Officials talk of an ‘affordable dimension’ to the infrastructure initiative and the assumption is that additional new homes will reduce prices to affordable levels. Detailed analysis of Central Statistics Office (CSO) data confirms that increased new-homes supply follows increases in price and rent, and that over a 40-year cycle increasing supply has not once reduced prices.
Rental Sector and Homelessness
There are 3,100 available rental properties nationwide, just 1,300 of them in Dublin. This is the joint lowest level on record. All demand indicators point towards entrenched double-digit house price inflation in the short term, and even with a recently introduced cap, rent increases of over 7% per annum.
There is an unprecedented level of homeless families in Ireland at present . Typically these are households left behind by the country’s recovery that, for various reasons, simply cannot afford higher rents.
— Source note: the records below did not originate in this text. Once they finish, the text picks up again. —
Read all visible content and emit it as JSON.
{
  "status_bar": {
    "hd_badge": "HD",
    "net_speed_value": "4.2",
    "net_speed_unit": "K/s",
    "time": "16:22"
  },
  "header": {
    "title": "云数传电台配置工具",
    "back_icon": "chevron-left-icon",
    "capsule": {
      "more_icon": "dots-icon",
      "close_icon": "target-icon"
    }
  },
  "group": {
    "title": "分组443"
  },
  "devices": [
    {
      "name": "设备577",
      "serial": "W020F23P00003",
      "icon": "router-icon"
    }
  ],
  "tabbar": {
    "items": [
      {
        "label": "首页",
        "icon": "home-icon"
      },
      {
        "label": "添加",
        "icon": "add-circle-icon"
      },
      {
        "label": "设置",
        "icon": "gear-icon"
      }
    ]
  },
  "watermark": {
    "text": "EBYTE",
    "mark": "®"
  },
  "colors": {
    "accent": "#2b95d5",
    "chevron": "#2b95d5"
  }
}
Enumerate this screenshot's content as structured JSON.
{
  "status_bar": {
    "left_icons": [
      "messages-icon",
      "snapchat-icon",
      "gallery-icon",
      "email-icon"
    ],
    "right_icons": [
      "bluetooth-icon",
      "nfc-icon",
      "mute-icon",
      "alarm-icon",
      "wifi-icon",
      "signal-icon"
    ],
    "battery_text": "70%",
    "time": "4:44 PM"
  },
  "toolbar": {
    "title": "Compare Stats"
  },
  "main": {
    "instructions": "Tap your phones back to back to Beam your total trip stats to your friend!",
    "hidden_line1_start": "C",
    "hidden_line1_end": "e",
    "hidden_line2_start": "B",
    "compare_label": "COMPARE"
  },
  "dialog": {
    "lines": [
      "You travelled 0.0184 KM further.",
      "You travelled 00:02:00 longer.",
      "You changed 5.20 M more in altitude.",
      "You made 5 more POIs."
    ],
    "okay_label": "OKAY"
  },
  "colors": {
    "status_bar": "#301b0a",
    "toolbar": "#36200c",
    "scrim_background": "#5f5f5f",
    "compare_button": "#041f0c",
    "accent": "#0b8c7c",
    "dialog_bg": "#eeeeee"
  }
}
Officials are quick to point out that over 3,000 people exited homeless temporary accommodation last year. However Father Peter McVerry has confirmed that in 2016 there was a net increase in homelessness of 1,000 people, confirming that the rate of people entering the homeless system is currently at 4,000 per annum.
To improve balance sheets, lending institutions may accelerate the sale of large tranches of distressed home loans to investment funds – so-called ‘vulture funds’ – as there is good demand and sale-price inflation approaching 10% . As many vendors require ‘vacant possession’ for sales, sales of 20% of the mortgages in arrears for two years or longer may result in a significant distortion of the rental sector. Owners and tenants-in-arrears will enter a volatile rental sector while their original properties become temporarily vacant during the sales period. Given the current historically low level of available rental properties this has the potential to drive up rents into double-digit figures and to increase the net numbers of families entering homelessness by up to 5,000 persons per year.
National Housing Co-Op Bill
It is against this bleak backdrop that The National Housing Co-Operative Bill 2017 has been proposed. By purchasing existing arrears properties for an average of €120,000, owners and tenants could be kept in place for less than €600 per month. This figure is less than half the current Housing Assistance Payment (HAP) level for a two-bed property in County Dublin. Off-balance-sheet bond-funding-mechanisms have been in place, agreed by Government, for a similar if more modest initiative, since 2013.
The five-year target for ‘Rebuilding Ireland’ is 47,000 homes in five years. Of this 32,000 are to be rental or long-lease properties. This ambitious housing target could be achieved in a short time with the National Housing Co-Op proposed in the Bill.
A gulf exists between the official ‘affordable dimension’ concept, official housing data and the reality of a massive mortgage-arrears problem paired with a private-rental sector spinning further out of control. This Co-Operative proposal will close this gap. Management of large-scale affordable housing is the norm in European countries: legislation regulating co-ops has been in force since 1893 and 1800 Co-Ops manage 6 million homes in Germany (30% of all rental housing).
The housing crisis is a stark reminder that the private-housing sector cannot be left to regulate and manage itself. Official inertia towards looming mortgage arrears could lead to further distortion of our already distressed rental sector and a massive increase in our current high level of families descending into homelessness for the first time.